Yes, there will be flower arrangement for the Gay men's table. 
To the person asking permission to cross dress, the Grill House asks that no cross-dressing be allowed, apparently because of concerns about confusion in the restrooms. Sorry. 
We will have booster seats for short people. 
Low-fat food will be available for those on a diet. 
I am sorry to report that we cannot control the amount of salt used in the food. The Grill House suggests that people with high blood pressure taste a bite first. 
There will be fresh "low sugar" fruits as dessert for diabetics, but the restaurant cannot supply "no sugar" desserts. Sorry! 

Did I miss anything?!?!? 
Patty

Company Memo
FROM: Patty Lewis, Human Resources Director 
TO: All Employees 
DATE: October 5, 2009 
RE: The Party

I've had it with you vegetarians!!! We're going to keep this party at the Grill House whether you like it or not, so you can sit quietly at the table furthest from the "grill of death," as you so quaintly put it, and you'll get your salad bar, including organic tomatoes. But you know, tomatoes have feelings, too. They scream when you slice them. I've heard them scream. I'm hearing them scream right NOW! 
The rest of you weirdoes just shut up and respect the party!

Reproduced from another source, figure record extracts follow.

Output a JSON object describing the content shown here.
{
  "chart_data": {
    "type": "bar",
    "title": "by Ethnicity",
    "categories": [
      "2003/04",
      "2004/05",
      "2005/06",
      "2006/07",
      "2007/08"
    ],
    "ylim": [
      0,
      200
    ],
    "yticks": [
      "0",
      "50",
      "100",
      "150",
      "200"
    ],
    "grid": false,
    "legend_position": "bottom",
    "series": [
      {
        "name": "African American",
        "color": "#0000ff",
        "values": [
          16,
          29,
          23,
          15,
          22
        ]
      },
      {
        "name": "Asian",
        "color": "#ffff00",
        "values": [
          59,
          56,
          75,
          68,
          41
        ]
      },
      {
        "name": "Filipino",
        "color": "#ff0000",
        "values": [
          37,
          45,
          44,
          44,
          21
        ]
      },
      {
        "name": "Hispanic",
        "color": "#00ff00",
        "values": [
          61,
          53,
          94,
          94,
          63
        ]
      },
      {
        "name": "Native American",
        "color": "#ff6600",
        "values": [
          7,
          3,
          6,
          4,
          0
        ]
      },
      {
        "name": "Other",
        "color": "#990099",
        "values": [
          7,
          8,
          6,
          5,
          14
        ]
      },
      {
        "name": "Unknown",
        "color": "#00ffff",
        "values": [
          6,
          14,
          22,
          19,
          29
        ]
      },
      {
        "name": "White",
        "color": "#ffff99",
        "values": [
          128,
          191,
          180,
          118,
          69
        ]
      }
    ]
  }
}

I hope you all have a rotten holiday! 
Drive drunk and die!!! 





Company Memo
FROM: Jan Bishop, Acting Human Resources Director 
DATE: October 6, 2009 
RE: Patty Lewis and Holiday Party

I'm sure I speak for all of us in wishing Patty Lewis a speedy recovery and I'll continue to forward your cards to her. 
In the meantime, management has decided to cancel our Holiday Party and give everyone the afternoon of the 23rd off with full pay. 
Happy Holidays! 
Jan


----------



## C. M. Sheffield (Dec 8, 2009)

I needed that!


----------